The Research of Off-Line Handwritten Chinese Character Recognition Based on Large-Set

【作者】 周双飞

【导师】 刘纯平;

【作者基本信息】 苏州大学 , 计算机应用技术, 2011, 硕士

【摘要】 脱机手写汉字识别在中文字符自动化处理和智能输入方面有着广泛的应用前景。由于手写汉字具有随意性、相似字多和字体形式多变等特点,使得脱机手写汉字识别成为字符识别领域的一个难点和热点。
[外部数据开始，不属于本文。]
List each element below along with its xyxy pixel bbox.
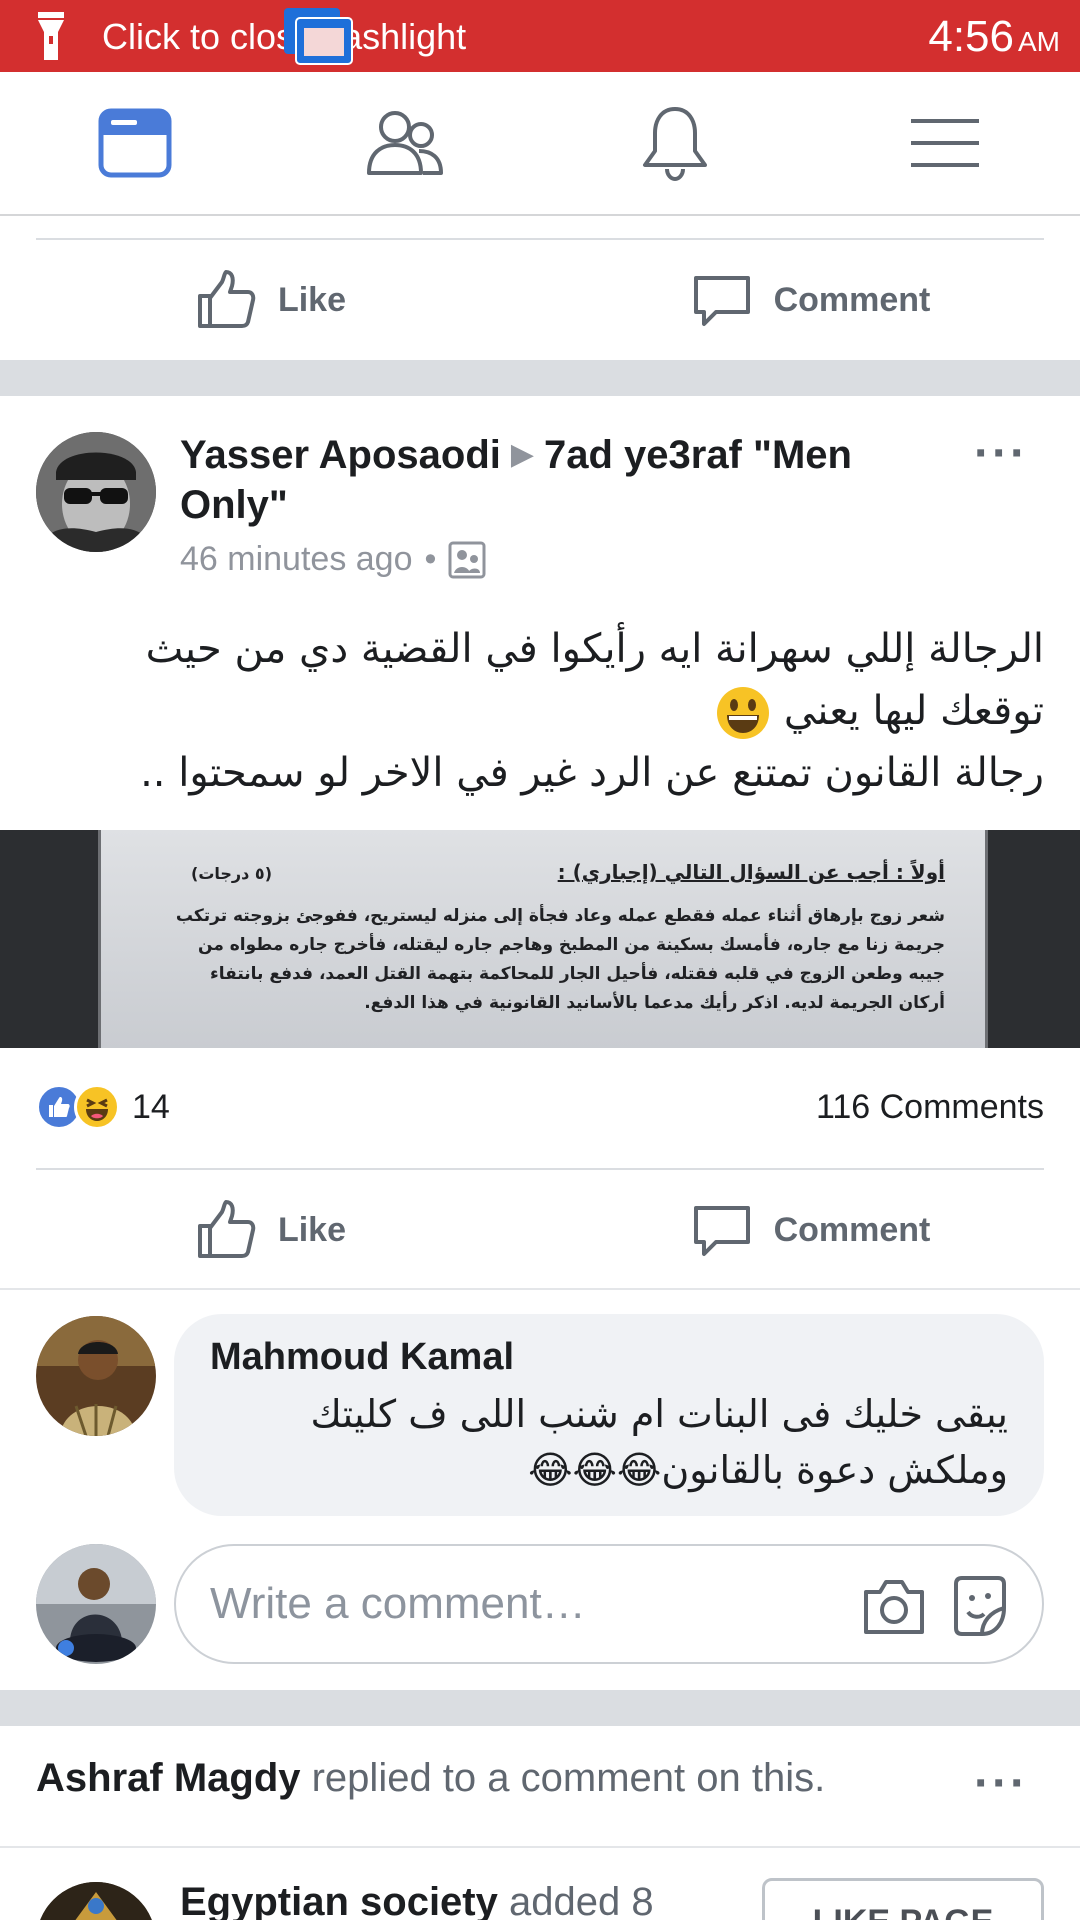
comment-line1: يبقى خليك فى البنات ام شنب اللى ف كليتك xyxy=(310,1392,1008,1436)
nav-notifications[interactable] xyxy=(540,72,810,214)
like-label: Like xyxy=(277,280,347,319)
like-page-button[interactable]: LIKE PAGE xyxy=(762,1878,1044,1920)
post-actions: Like Comment xyxy=(0,1170,1080,1290)
reactions-summary[interactable]: 14 xyxy=(36,1084,170,1130)
top-navigation-bar xyxy=(0,72,1080,216)
clock-time: 4:56 xyxy=(928,12,1014,61)
divider xyxy=(0,1846,1080,1848)
grinning-face-emoji-icon xyxy=(717,687,770,739)
bell-icon xyxy=(643,107,707,182)
next-post-action: added 8 xyxy=(497,1880,654,1920)
previous-post-actions: Like Comment xyxy=(0,240,1080,360)
write-comment-box[interactable] xyxy=(174,1544,1044,1664)
exam-line: أركان الجريمة لديه. اذكر رأيك مدعما بالأ… xyxy=(364,993,945,1013)
current-user-avatar[interactable] xyxy=(36,1544,156,1664)
camera-icon[interactable] xyxy=(862,1576,926,1636)
exam-grade: (٥ درجات) xyxy=(191,864,272,883)
activity-more-options-button[interactable]: ··· xyxy=(974,1756,1028,1811)
avatar-image xyxy=(36,1882,156,1920)
overlay-app-icon xyxy=(284,8,353,65)
post-text-line2: توقعك ليها يعني xyxy=(783,688,1044,734)
author-name[interactable]: Yasser Aposaodi xyxy=(180,433,501,477)
comment-icon xyxy=(693,276,750,326)
activity-line: Ashraf Magdy replied to a comment on thi… xyxy=(36,1756,825,1801)
post-author-line: Yasser Aposaodi ▶ 7ad ye3raf "Men Only" xyxy=(180,430,940,530)
friends-icon xyxy=(367,111,443,175)
news-feed-icon xyxy=(98,108,172,178)
comment-line2: وملكش دعوة بالقانون😂😂😂 xyxy=(528,1448,1008,1492)
exam-line: شعر زوج بإرهاق أثناء عمله فقطع عمله وعاد… xyxy=(175,906,945,926)
avatar-image xyxy=(36,1316,156,1436)
group-arrow: ▶ xyxy=(510,438,534,471)
nav-news-feed[interactable] xyxy=(0,72,270,214)
exam-line: جريمة زنا مع جاره، فأمسك بسكينة من المطب… xyxy=(198,935,945,955)
post-more-options-button[interactable]: ··· xyxy=(974,426,1028,481)
status-clock: 4:56 AM xyxy=(928,12,1060,62)
comments-count[interactable]: 116 Comments xyxy=(816,1088,1044,1127)
post-timestamp[interactable]: 46 minutes ago xyxy=(180,540,413,579)
commenter-avatar[interactable] xyxy=(36,1316,156,1436)
nav-friends[interactable] xyxy=(270,72,540,214)
meta-separator: • xyxy=(424,540,437,578)
like-button[interactable]: Like xyxy=(0,1170,540,1290)
exam-paper-image: أولاً : أجب عن السؤال التالي (إجباري) : … xyxy=(98,830,988,1048)
post-text-line1: الرجالة إللي سهرانة ايه رأيكوا في القضية… xyxy=(145,626,1044,672)
post-text: الرجالة إللي سهرانة ايه رأيكوا في القضية… xyxy=(36,618,1044,804)
avatar-image xyxy=(36,432,156,552)
post-text-line3: رجالة القانون تمتنع عن الرد غير في الاخر… xyxy=(140,750,1044,796)
flashlight-icon xyxy=(38,12,64,60)
haha-reaction-icon xyxy=(74,1084,120,1130)
sticker-icon[interactable] xyxy=(948,1574,1012,1638)
activity-actor[interactable]: Ashraf Magdy xyxy=(36,1756,301,1800)
post-meta: 46 minutes ago • xyxy=(180,540,486,579)
next-post-header: Egyptian society added 8 xyxy=(180,1880,654,1920)
author-avatar[interactable] xyxy=(36,432,156,552)
comment-input[interactable] xyxy=(210,1574,770,1634)
avatar-image xyxy=(36,1544,156,1664)
feed-separator xyxy=(0,360,1080,396)
like-label: Like xyxy=(277,1210,347,1249)
comment-bubble[interactable]: Mahmoud Kamal يبقى خليك فى البنات ام شنب… xyxy=(174,1314,1044,1516)
reaction-count: 14 xyxy=(132,1087,170,1126)
comment-author[interactable]: Mahmoud Kamal xyxy=(210,1336,514,1379)
comment-button[interactable]: Comment xyxy=(540,240,1080,360)
comment-text: يبقى خليك فى البنات ام شنب اللى ف كليتك … xyxy=(210,1386,1008,1498)
hamburger-menu-icon xyxy=(911,119,979,167)
page-avatar[interactable] xyxy=(36,1882,156,1920)
divider xyxy=(0,1288,1080,1290)
group-privacy-icon xyxy=(448,541,486,578)
comment-icon xyxy=(693,1206,750,1256)
exam-heading: أولاً : أجب عن السؤال التالي (إجباري) : xyxy=(557,860,945,884)
page-name[interactable]: Egyptian society xyxy=(180,1880,498,1920)
like-button[interactable]: Like xyxy=(0,240,540,360)
comment-label: Comment xyxy=(773,1210,931,1249)
thumbs-up-icon xyxy=(197,270,256,328)
nav-menu[interactable] xyxy=(810,72,1080,214)
exam-line: جيبه وطعن الزوج في قلبه فقتله، فأحيل الج… xyxy=(210,964,945,984)
thumbs-up-icon xyxy=(197,1200,256,1258)
comment-button[interactable]: Comment xyxy=(540,1170,1080,1290)
feed-separator xyxy=(0,1690,1080,1726)
activity-text: replied to a comment on this. xyxy=(300,1756,826,1800)
post-text-line2-row: توقعك ليها يعني xyxy=(36,680,1044,742)
post-photo[interactable]: أولاً : أجب عن السؤال التالي (إجباري) : … xyxy=(0,830,1080,1048)
comment-label: Comment xyxy=(773,280,931,319)
status-bar: Click to close flashlight 4:56 AM xyxy=(0,0,1080,72)
exam-question: شعر زوج بإرهاق أثناء عمله فقطع عمله وعاد… xyxy=(161,902,945,1018)
clock-ampm: AM xyxy=(1018,26,1060,57)
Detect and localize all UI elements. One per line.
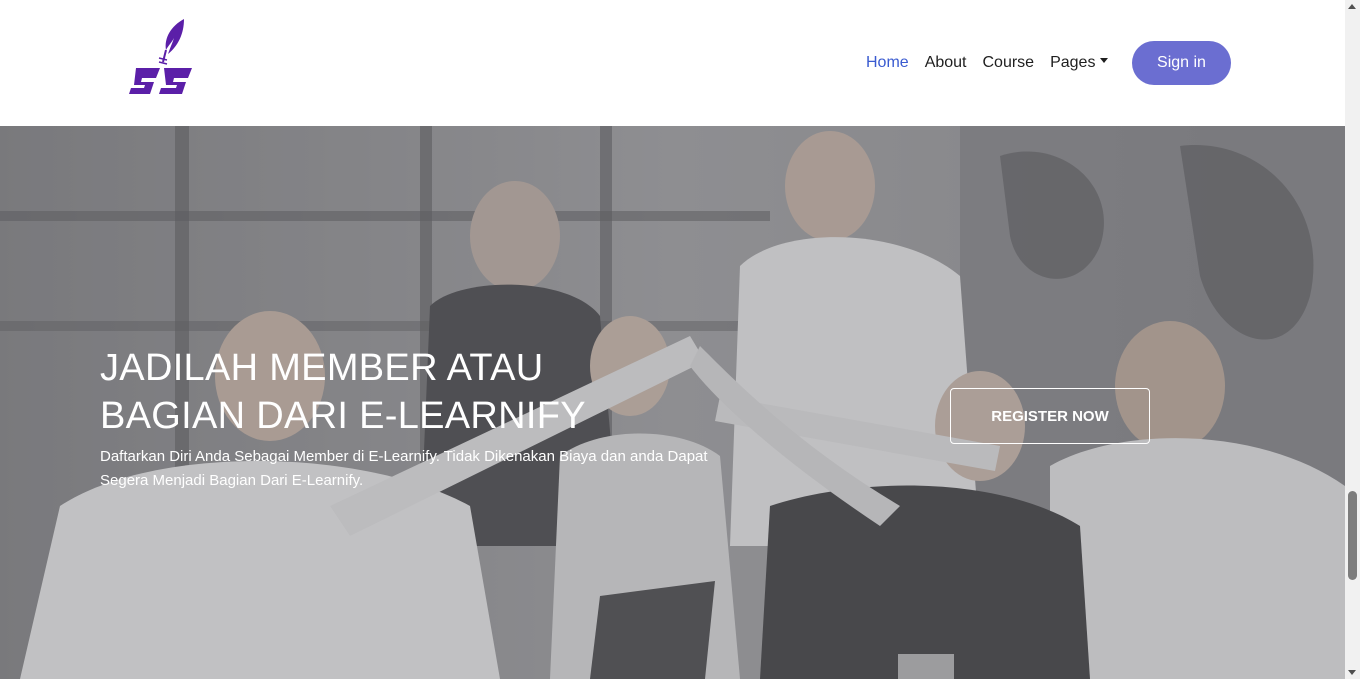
logo-icon [129,19,192,94]
scroll-down-arrow-icon[interactable] [1348,670,1356,675]
site-logo[interactable] [126,16,196,98]
nav-link-pages-dropdown[interactable]: Pages [1050,54,1109,72]
caret-down-icon [1100,58,1109,64]
register-now-button[interactable]: REGISTER NOW [950,388,1150,444]
scroll-up-arrow-icon[interactable] [1348,4,1356,9]
nav-link-course[interactable]: Course [983,54,1035,72]
hero-description: Daftarkan Diri Anda Sebagai Member di E-… [100,448,708,489]
signin-button[interactable]: Sign in [1132,41,1231,85]
scrollbar-thumb[interactable] [1348,491,1357,580]
main-nav: Home About Course Pages [866,51,1124,75]
page-scrollbar[interactable] [1345,0,1360,679]
hero-title: JADILAH MEMBER ATAU BAGIAN DARI E-LEARNI… [100,344,660,440]
page: Home About Course Pages Sign in JADILAH … [0,0,1345,679]
nav-link-about[interactable]: About [925,54,967,72]
nav-link-home[interactable]: Home [866,54,909,72]
hero-title-line-2: BAGIAN DARI E-LEARNIFY [100,395,586,437]
nav-link-pages-label: Pages [1050,54,1096,71]
hero-section: JADILAH MEMBER ATAU BAGIAN DARI E-LEARNI… [0,126,1345,679]
navbar: Home About Course Pages Sign in [0,0,1345,126]
hero-title-line-1: JADILAH MEMBER ATAU [100,347,544,389]
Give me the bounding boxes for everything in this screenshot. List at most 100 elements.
本文主要以脱机手写文本图像作为研究对象,研究了文本图像的二值化、汉字字符的分割和基于多特征多分类器融合的识别方法三个方面,寻求一个针对大字符集能较好区分相似特征的脱机手写体汉字识别方案。论文研究内容如下:(1)针对光照不均对文本图像二值化的影响,提出了一种基于边缘轮廓的自适应文档图像二值化方法。该方法基于log边缘轮廓生长的阈值化方法估计文本前景区域,有效的减少笔划丢失和断笔现象,同时解决前景估计时产生大块噪音的问题。其次,以局部区域背景灰度平均值和前景区域平均灰度值与当前位置像素的灰度差值为度量标准,引入抑制噪音的参数变量来改进阈值公式,进一步对噪音进行抑制。实验表明该方法有效地抑制了噪音,较好的保留了汉字结构的完整性。(2)针对手写体汉字中粘连或交叉字符的分割问题,本文提出一种基于最小加权分割路径的脱机手写汉字多步分割方法。该方法继承了以往粗分割和细分割相结合的思想,首先采用投影方法进行粗分割,将文本汉字分为粘连字符和非粘连字符两类;在细分割阶段,抛弃常用的串行模式分割思想,直接利用粗分割后的统计信息,来设置初始分割路径。并基于最短分割路径的思想,在初始分割路径的局部邻域内采用基于最小权值的算法搜索并修改分割路径,从而获得最佳的加权分割路径。实验证明该方法较好地解决了字符分割不足和多处粘连字符的分割问题,有效的提高了分割的准确率,且算法的时间复杂度较低。(3)为进一步提高大字符集汉字的识别率,本文将能反映上下文关系的基于词的级联隐马尔可夫训练模型用于解决相似字识别问题,并给出了一种与其相应的级联识别方法,尝试从识别分类器的角度提高相似字的识别率。然后利用不同分类器的优点,设计了一种结合词级联HMM的多特征多分类器集成方案,该方案使相似字和非相似字能自适应地选择合适的方法进行针对性识别,有效的提高了整体识别率。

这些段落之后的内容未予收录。